Nevertheless, ProPublica chose to point out the "extreme outliers, for instance, 24 doctors who wrote more than 400 prescriptions for at least one patient, including refills dispensed; and one Ohio physician who did so more than a dozen times. However, the average doctor wrote 13 per patient. In another case, an Illinois doctor had prescriptions filled by 872 pharmacies in 47 states and Guam. General-care doctors, on average, had prescriptions for all their Medicare patients filled by 52 pharmacies.
Medicare paid $9.7 million for the prescriptions of one California doctor alone – that is 151 times more than the cost of an average doctor's tally, the report says. Most of this physician's drugs were supplied by just two pharmacies, both of which had previously been identified by the inspector general as having questionable billing practices.
Sen.
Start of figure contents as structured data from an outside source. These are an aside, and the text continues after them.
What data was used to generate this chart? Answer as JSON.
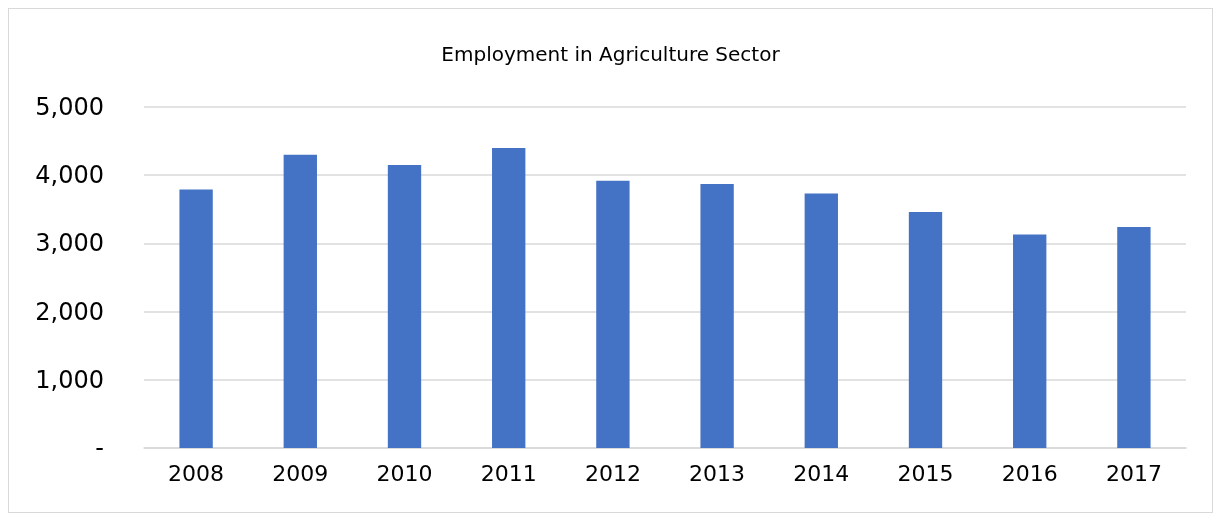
{
  "chart_data": {
    "type": "bar",
    "title": "Employment in Agriculture Sector",
    "categories": [
      "2008",
      "2009",
      "2010",
      "2011",
      "2012",
      "2013",
      "2014",
      "2015",
      "2016",
      "2017"
    ],
    "values": [
      3790,
      4300,
      4150,
      4400,
      3920,
      3870,
      3730,
      3460,
      3130,
      3240
    ],
    "color": "#4472c4",
    "ylim": [
      0,
      5000
    ],
    "yticks": [
      {
        "value": 0,
        "label": "-"
      },
      {
        "value": 1000,
        "label": "1,000"
      },
      {
        "value": 2000,
        "label": "2,000"
      },
      {
        "value": 3000,
        "label": "3,000"
      },
      {
        "value": 4000,
        "label": "4,000"
      },
      {
        "value": 5000,
        "label": "5,000"
      }
    ],
    "grid": "y"
  }
}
Tom Coburn of Oklahoma, a physician, said no one wants Medicare to tell doctors which drugs to prescribe. But the government does have a responsibility in preventing fraud and abuse, he said to ProPublica.
OIG's second recommendation echoes the points made above. OIG wants CMS to "emphasize the importance of using data analysis to identify prescribers with questionable patterns" and specifically, wants "sponsors compare physicians with similar specialties when conducting such analysis."
With respect to education and training, OIG recommended that CMS provide prescribers with reports comparing their prescribing patterns to their peers.' Similar to the Comparable Billing Reports issued for other services, such as Part B, these reports would provide prescribers with important educational information and insight about their prescribing patterns. OIG also said that CMS should conduct a communication and educational campaign for prescribers about the overutilization of prescription drugs. Specifically, the campaign should
- Raise awareness about prescription drug abuse and to remind prescribers that Part D only covers drugs that are used for medically indicated purposes; and
- Educate prescribers about what constitutes Medicare fraud and the potential consequences of committing it.
Given the high number of primary care physicians prescribing opioids, it will be interesting to see if OIG, and CMS reach out to FDA to incorporate their concerns into the recently finalized class wide REMS for opioids, and if all three agencies will welcome stakeholders from the continuing medical education (CME) industry to the table to help address these concerns and assist with the educational and training comments (as is already required under FDA's REMS).